Claudette Colbert has none of the simpery charm of Kate Hudson, Meg Ryan, or Sondra Bullock. Nor is she massively irritating like Katherine Heigl. She's not even particularly glam, with her vintage bob, short bangs, and somewhat round, plain face. Her charm is conveyed through her character -- tough, plain-spoken, with a husky voice and sarcastic sense of humor. Her road trip frees her from the life of a bored socialite. Clark Gable would maybe never again find such a perfect role except for maybe Rhett Butler -- the swagger, the sense of humor, the tough/tender personality, it's all there in one perfect package as Peter Warne. The chemistry between Colbert and Gable is something that probably drove the film's success -- during the entire movie, they never kiss, but the sexual tension between them practically jumps off the screen. The relationship is for the most part prickly, but Capra also captures well the small moments which often change a relationship permanently. In one scene, Peter puts a blanket over Ellie, and the moment turns unexpectedly tender. I like this scene because it reminds me of my parents -- they're Asian, and not openly affectionate as a rule. But even today, whenever they put a blanket over me, they often do so with so much love and care that I'll still pretend to be asleep so I can feel them adjusting and readjusting the blanket so it fits perfectly.

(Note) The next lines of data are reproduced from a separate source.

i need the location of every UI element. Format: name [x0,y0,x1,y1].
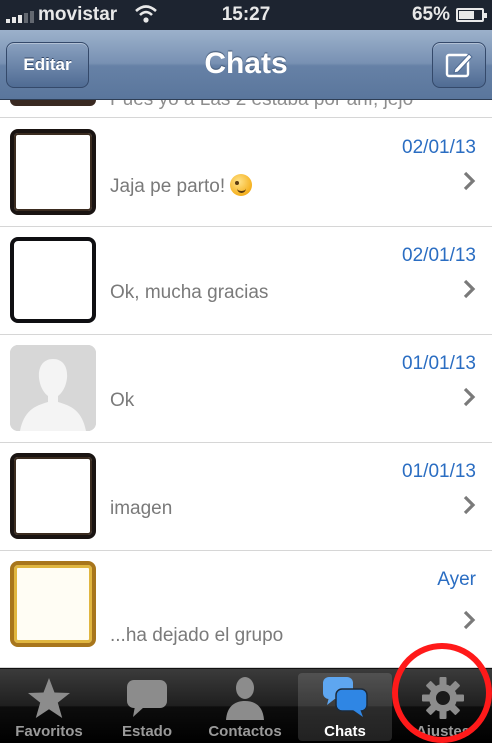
tab-contactos[interactable]: Contactos [196,669,294,743]
chat-row[interactable]: 01/01/13 imagen [0,443,492,551]
tab-chats[interactable]: Chats [298,673,392,741]
battery-icon [456,8,487,22]
tab-label: Estado [121,723,172,740]
tab-estado[interactable]: Estado [98,669,196,743]
avatar [10,129,96,215]
chat-preview: Jaja pe parto! [110,174,253,198]
chat-date: 01/01/13 [402,353,476,374]
tab-label: Chats [324,723,366,740]
chevron-right-icon [463,610,476,630]
status-bar: movistar 15:27 65% [0,0,492,30]
wink-emoji-icon [230,174,253,196]
chat-date: 02/01/13 [402,137,476,158]
avatar [10,100,96,106]
star-icon [28,678,70,718]
chat-preview: ...ha dejado el grupo [110,625,284,646]
chat-preview: Ok [110,390,135,411]
highlight-circle [392,643,492,743]
avatar [10,561,96,647]
page-title: Chats [204,47,288,80]
tab-label: Favoritos [15,723,83,740]
person-icon [226,677,264,720]
chat-preview: Pues yo a Las 2 estaba por ahí, jejo [110,100,413,111]
list-item-partial[interactable]: Pues yo a Las 2 estaba por ahí, jejo [0,100,492,118]
navigation-bar: Editar Chats [0,30,492,100]
avatar [10,237,96,323]
avatar [10,453,96,539]
default-avatar-icon [10,345,96,431]
chevron-right-icon [463,495,476,515]
compose-icon [445,53,473,78]
battery-percentage: 65% [411,4,450,25]
chats-icon [323,677,368,717]
chat-date: Ayer [437,569,476,590]
chevron-right-icon [463,171,476,191]
chat-list[interactable]: Pues yo a Las 2 estaba por ahí, jejo 02/… [0,100,492,668]
chevron-right-icon [463,387,476,407]
chat-row[interactable]: 02/01/13 Ok, mucha gracias [0,227,492,335]
compose-button[interactable] [432,42,486,88]
chat-date: 01/01/13 [402,461,476,482]
chat-preview: Ok, mucha gracias [110,282,269,303]
tab-label: Contactos [208,723,282,740]
tab-favoritos[interactable]: Favoritos [0,669,98,743]
chat-date: 02/01/13 [402,245,476,266]
chat-preview: imagen [110,498,173,519]
speech-bubble-icon [127,680,167,717]
chat-row[interactable]: 01/01/13 Ok [0,335,492,443]
chevron-right-icon [463,279,476,299]
chat-row[interactable]: 02/01/13 Jaja pe parto! [0,119,492,227]
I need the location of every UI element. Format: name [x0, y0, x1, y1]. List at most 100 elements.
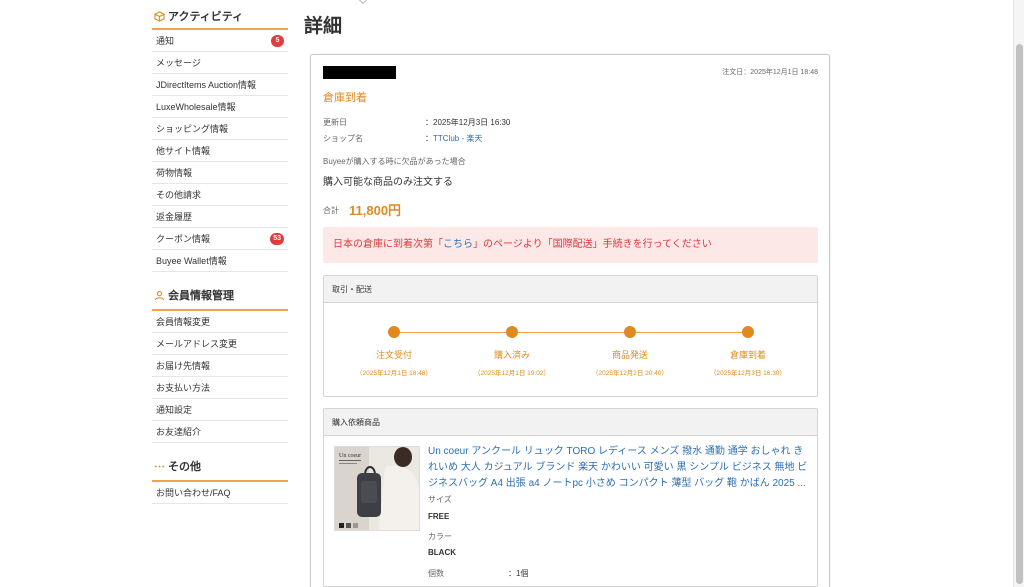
- box-icon: [153, 10, 165, 22]
- tracker-step-label: 注文受付: [375, 350, 412, 360]
- shipping-panel-title: 取引・配送: [324, 276, 817, 303]
- sidebar-item-member-info[interactable]: 会員情報変更: [152, 311, 288, 333]
- warehouse-alert: 日本の倉庫に到着次第「こちら」のページより「国際配送」手続きを行ってください: [323, 227, 818, 263]
- tracker-step-shipped: 商品発送 （2025年12月2日 20:40）: [570, 326, 690, 377]
- tracker-step-date: （2025年12月2日 20:40）: [592, 370, 668, 377]
- color-value: BLACK: [428, 548, 456, 557]
- alert-text-after: 」のページより「国際配送」手続きを行ってください: [473, 239, 712, 250]
- shipping-tracker: 注文受付 （2025年12月1日 18:48） 購入済み （2025年12月1日…: [324, 303, 817, 396]
- sidebar-item-label: 通知: [156, 36, 175, 46]
- order-date: 注文日：2025年12月1日 18:48: [722, 69, 818, 76]
- sidebar-item-label: 荷物情報: [156, 168, 193, 178]
- sidebar-item-label: LuxeWholesale情報: [156, 102, 236, 112]
- items-panel-title: 購入依頼商品: [324, 409, 817, 436]
- shortage-note-value: 購入可能な商品のみ注文する: [323, 177, 453, 188]
- tracker-step-date: （2025年12月1日 19:02）: [474, 370, 550, 377]
- updated-label: 更新日: [323, 118, 347, 127]
- sidebar-item-referral[interactable]: お友達紹介: [152, 421, 288, 443]
- shop-link[interactable]: TTClub - 楽天: [433, 134, 482, 143]
- sidebar-item-refunds[interactable]: 返金履歴: [152, 206, 288, 228]
- updated-value: ：2025年12月3日 16:30: [425, 118, 511, 127]
- tracker-dot: [742, 326, 754, 338]
- alert-link[interactable]: こちら: [443, 239, 473, 250]
- sidebar-item-coupons[interactable]: クーポン情報 53: [152, 228, 288, 250]
- tracker-step-date: （2025年12月1日 18:48）: [356, 370, 432, 377]
- sidebar-item-faq[interactable]: お問い合わせ/FAQ: [152, 482, 288, 504]
- tracker-dot: [388, 326, 400, 338]
- section-other-title: その他: [168, 461, 201, 473]
- sidebar-item-label: お届け先情報: [156, 361, 211, 371]
- size-value: FREE: [428, 512, 450, 521]
- sidebar-item-notifications[interactable]: 通知 5: [152, 30, 288, 52]
- section-activity-title: アクティビティ: [168, 11, 244, 23]
- thumb-brand-text: Un coeur: [339, 453, 361, 459]
- sidebar-item-payment[interactable]: お支払い方法: [152, 377, 288, 399]
- shop-label: ショップ名: [323, 134, 363, 143]
- scrollbar-thumb[interactable]: [1016, 44, 1023, 584]
- total-value: 11,800円: [349, 203, 402, 218]
- section-member-title: 会員情報管理: [168, 290, 234, 302]
- tracker-step-ordered: 注文受付 （2025年12月1日 18:48）: [334, 326, 454, 377]
- sidebar-item-label: 返金履歴: [156, 212, 193, 222]
- top-caret: [358, 0, 368, 5]
- sidebar-item-shopping[interactable]: ショッピング情報: [152, 118, 288, 140]
- tracker-step-purchased: 購入済み （2025年12月1日 19:02）: [452, 326, 572, 377]
- size-label: サイズ: [428, 495, 452, 504]
- sidebar-item-jdirectitems[interactable]: JDirectItems Auction情報: [152, 74, 288, 96]
- order-detail-card: 注文日：2025年12月1日 18:48 倉庫到着 更新日 ：2025年12月3…: [310, 54, 830, 587]
- sidebar-item-label: メッセージ: [156, 58, 201, 68]
- sidebar: アクティビティ 通知 5 メッセージ JDirectItems Auction情報…: [152, 0, 288, 504]
- section-member-header: 会員情報管理: [152, 281, 288, 311]
- product-title-link[interactable]: Un coeur アンクール リュック TORO レディース メンズ 撥水 通勤…: [428, 444, 812, 492]
- page-title: 詳細: [304, 16, 343, 37]
- notification-badge: 5: [271, 35, 284, 47]
- shortage-note-label: Buyeeが購入する時に欠品があった場合: [323, 157, 466, 166]
- section-activity-header: アクティビティ: [152, 4, 288, 30]
- alert-text-before: 日本の倉庫に到着次第「: [333, 239, 443, 250]
- tracker-step-warehouse: 倉庫到着 （2025年12月3日 16:30）: [688, 326, 808, 377]
- product-thumbnail[interactable]: Un coeur: [334, 446, 420, 531]
- tracker-step-date: （2025年12月3日 16:30）: [710, 370, 786, 377]
- sidebar-item-label: 会員情報変更: [156, 317, 211, 327]
- items-panel: 購入依頼商品 Un coeur Un coeur アンクール リュック TORO…: [323, 408, 818, 587]
- sidebar-item-label: 他サイト情報: [156, 146, 211, 156]
- page-scrollbar[interactable]: [1013, 0, 1024, 587]
- sidebar-item-other-charges[interactable]: その他請求: [152, 184, 288, 206]
- more-dots-icon: [153, 460, 165, 472]
- sidebar-item-label: メールアドレス変更: [156, 339, 238, 349]
- sidebar-item-label: クーポン情報: [156, 234, 211, 244]
- sidebar-item-label: その他請求: [156, 190, 202, 200]
- quantity-value: ：1個: [508, 569, 529, 578]
- color-label: カラー: [428, 532, 452, 541]
- quantity-label: 個数: [428, 569, 444, 578]
- sidebar-item-email-change[interactable]: メールアドレス変更: [152, 333, 288, 355]
- sidebar-item-luxewholesale[interactable]: LuxeWholesale情報: [152, 96, 288, 118]
- user-icon: [153, 289, 165, 301]
- sidebar-item-label: Buyee Wallet情報: [156, 256, 227, 266]
- shipping-panel: 取引・配送 注文受付 （2025年12月1日 18:48） 購入済み （2025…: [323, 275, 818, 397]
- section-other-header: その他: [152, 452, 288, 482]
- shop-prefix: ：: [425, 134, 433, 143]
- sidebar-item-notification-settings[interactable]: 通知設定: [152, 399, 288, 421]
- coupon-badge: 53: [270, 233, 284, 245]
- tracker-dot: [624, 326, 636, 338]
- sidebar-item-label: お問い合わせ/FAQ: [156, 488, 231, 498]
- redacted-order-id: [323, 66, 396, 79]
- sidebar-item-label: お友達紹介: [156, 427, 202, 437]
- total-label: 合計: [323, 206, 339, 215]
- sidebar-item-messages[interactable]: メッセージ: [152, 52, 288, 74]
- sidebar-item-label: お支払い方法: [156, 383, 211, 393]
- tracker-step-label: 商品発送: [611, 350, 648, 360]
- shop-value-row: ：TTClub - 楽天: [425, 133, 482, 144]
- tracker-dot: [506, 326, 518, 338]
- sidebar-item-label: JDirectItems Auction情報: [156, 80, 257, 90]
- sidebar-item-label: ショッピング情報: [156, 124, 229, 134]
- sidebar-item-packages[interactable]: 荷物情報: [152, 162, 288, 184]
- tracker-step-label: 購入済み: [493, 350, 530, 360]
- tracker-step-label: 倉庫到着: [729, 350, 766, 360]
- sidebar-item-wallet[interactable]: Buyee Wallet情報: [152, 250, 288, 272]
- list-item: Un coeur Un coeur アンクール リュック TORO レディース …: [324, 436, 817, 586]
- sidebar-item-other-sites[interactable]: 他サイト情報: [152, 140, 288, 162]
- sidebar-item-label: 通知設定: [156, 405, 193, 415]
- sidebar-item-addresses[interactable]: お届け先情報: [152, 355, 288, 377]
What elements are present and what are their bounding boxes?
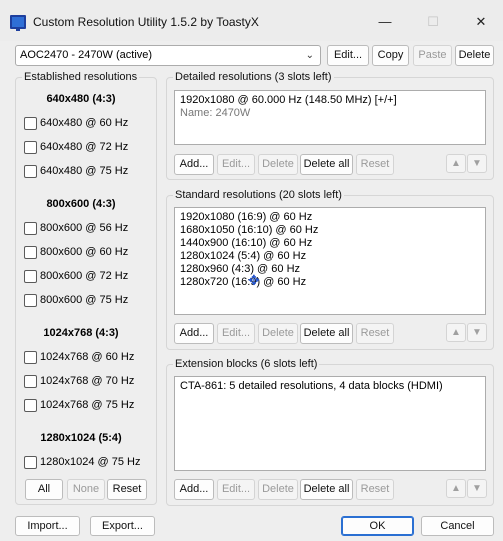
list-item[interactable]: 1280x960 (4:3) @ 60 Hz — [180, 263, 480, 276]
checkbox-box[interactable] — [24, 293, 37, 307]
extension-move-up-icon: ▲ — [446, 479, 466, 498]
section-header-800x600: 800x600 (4:3) — [46, 198, 116, 210]
select-all-button[interactable]: All — [25, 479, 63, 500]
cancel-button[interactable]: Cancel — [421, 516, 494, 536]
established-resolutions-label: Established resolutions — [22, 71, 140, 83]
copy-button[interactable]: Copy — [372, 45, 409, 66]
delete-display-button[interactable]: Delete — [455, 45, 494, 66]
checkbox-box[interactable] — [24, 116, 37, 130]
list-item[interactable]: 1680x1050 (16:10) @ 60 Hz — [180, 224, 480, 237]
extension-delete-button: Delete — [258, 479, 298, 500]
close-button[interactable]: ✕ — [461, 10, 501, 34]
checkbox-box[interactable] — [24, 350, 37, 364]
chevron-down-icon: ⌄ — [305, 50, 314, 61]
checkbox-box[interactable] — [24, 374, 37, 388]
standard-delete-button: Delete — [258, 323, 298, 344]
list-item-detail: Name: 2470W — [180, 107, 251, 119]
checkbox-640x480-75[interactable]: 640x480 @ 75 Hz — [24, 164, 128, 178]
extension-add-button[interactable]: Add... — [174, 479, 214, 500]
text-cursor-icon: ✥ — [248, 272, 260, 288]
paste-button: Paste — [413, 45, 452, 66]
standard-edit-button: Edit... — [217, 323, 255, 344]
standard-delete-all-button[interactable]: Delete all — [300, 323, 353, 344]
list-item[interactable]: 1920x1080 (16:9) @ 60 Hz — [180, 211, 480, 224]
standard-resolutions-label: Standard resolutions (20 slots left) — [173, 189, 344, 201]
checkbox-1280x1024-75[interactable]: 1280x1024 @ 75 Hz — [24, 455, 140, 469]
detailed-resolutions-label: Detailed resolutions (3 slots left) — [173, 71, 334, 83]
checkbox-800x600-56[interactable]: 800x600 @ 56 Hz — [24, 221, 128, 235]
checkbox-box[interactable] — [24, 269, 37, 283]
standard-move-down-icon: ▼ — [467, 323, 487, 342]
section-header-1024x768: 1024x768 (4:3) — [43, 327, 119, 339]
checkbox-1024x768-70[interactable]: 1024x768 @ 70 Hz — [24, 374, 134, 388]
section-header-640x480: 640x480 (4:3) — [46, 93, 116, 105]
checkbox-box[interactable] — [24, 221, 37, 235]
title-bar: Custom Resolution Utility 1.5.2 by Toast… — [0, 0, 503, 41]
ok-button[interactable]: OK — [341, 516, 414, 536]
standard-resolutions-list[interactable]: 1920x1080 (16:9) @ 60 Hz 1680x1050 (16:1… — [174, 207, 486, 315]
checkbox-1024x768-75[interactable]: 1024x768 @ 75 Hz — [24, 398, 134, 412]
extension-edit-button: Edit... — [217, 479, 255, 500]
extension-delete-all-button[interactable]: Delete all — [300, 479, 353, 500]
checkbox-box[interactable] — [24, 455, 37, 469]
detailed-edit-button: Edit... — [217, 154, 255, 175]
standard-add-button[interactable]: Add... — [174, 323, 214, 344]
checkbox-800x600-60[interactable]: 800x600 @ 60 Hz — [24, 245, 128, 259]
list-item[interactable]: 1920x1080 @ 60.000 Hz (148.50 MHz) [+/+] — [180, 94, 480, 107]
checkbox-box[interactable] — [24, 245, 37, 259]
extension-reset-button: Reset — [356, 479, 394, 500]
display-select[interactable]: AOC2470 - 2470W (active) ⌄ — [15, 45, 321, 66]
list-item[interactable]: CTA-861: 5 detailed resolutions, 4 data … — [180, 380, 480, 393]
section-header-1280x1024: 1280x1024 (5:4) — [40, 432, 122, 444]
detailed-delete-all-button[interactable]: Delete all — [300, 154, 353, 175]
detailed-resolutions-list[interactable]: 1920x1080 @ 60.000 Hz (148.50 MHz) [+/+]… — [174, 90, 486, 145]
list-item[interactable]: 1280x1024 (5:4) @ 60 Hz — [180, 250, 480, 263]
export-button[interactable]: Export... — [90, 516, 155, 536]
detailed-move-up-icon: ▲ — [446, 154, 466, 173]
detailed-delete-button: Delete — [258, 154, 298, 175]
checkbox-box[interactable] — [24, 164, 37, 178]
display-select-value: AOC2470 - 2470W (active) — [20, 49, 153, 61]
extension-blocks-list[interactable]: CTA-861: 5 detailed resolutions, 4 data … — [174, 376, 486, 471]
checkbox-800x600-72[interactable]: 800x600 @ 72 Hz — [24, 269, 128, 283]
select-none-button: None — [67, 479, 105, 500]
checkbox-box[interactable] — [24, 398, 37, 412]
detailed-move-down-icon: ▼ — [467, 154, 487, 173]
checkbox-640x480-60[interactable]: 640x480 @ 60 Hz — [24, 116, 128, 130]
checkbox-800x600-75[interactable]: 800x600 @ 75 Hz — [24, 293, 128, 307]
minimize-button[interactable]: — — [365, 10, 405, 34]
extension-blocks-label: Extension blocks (6 slots left) — [173, 358, 320, 370]
detailed-reset-button: Reset — [356, 154, 394, 175]
established-reset-button[interactable]: Reset — [107, 479, 147, 500]
list-item[interactable]: 1440x900 (16:10) @ 60 Hz — [180, 237, 480, 250]
window-title: Custom Resolution Utility 1.5.2 by Toast… — [33, 15, 259, 29]
edit-display-button[interactable]: Edit... — [327, 45, 369, 66]
monitor-icon — [10, 15, 26, 31]
standard-move-up-icon: ▲ — [446, 323, 466, 342]
checkbox-640x480-72[interactable]: 640x480 @ 72 Hz — [24, 140, 128, 154]
extension-move-down-icon: ▼ — [467, 479, 487, 498]
checkbox-box[interactable] — [24, 140, 37, 154]
maximize-button: ☐ — [427, 14, 439, 29]
standard-reset-button: Reset — [356, 323, 394, 344]
list-item[interactable]: 1280x720 (16:9) @ 60 Hz — [180, 276, 480, 289]
detailed-add-button[interactable]: Add... — [174, 154, 214, 175]
import-button[interactable]: Import... — [15, 516, 80, 536]
checkbox-1024x768-60[interactable]: 1024x768 @ 60 Hz — [24, 350, 134, 364]
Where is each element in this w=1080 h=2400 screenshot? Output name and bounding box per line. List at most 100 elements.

Today's rom-coms in general are panned by the critics, and receive little attention either at the box office or by the "film snobs." There are some exceptions (500 Days of Summer), but the formula has grown stale, and when going for romance, directors tend to focus on romantic dramas or literary adaptations. It Happened One Night is a delight because all these years later, it's still funny, sharp, and has a great ring of truth.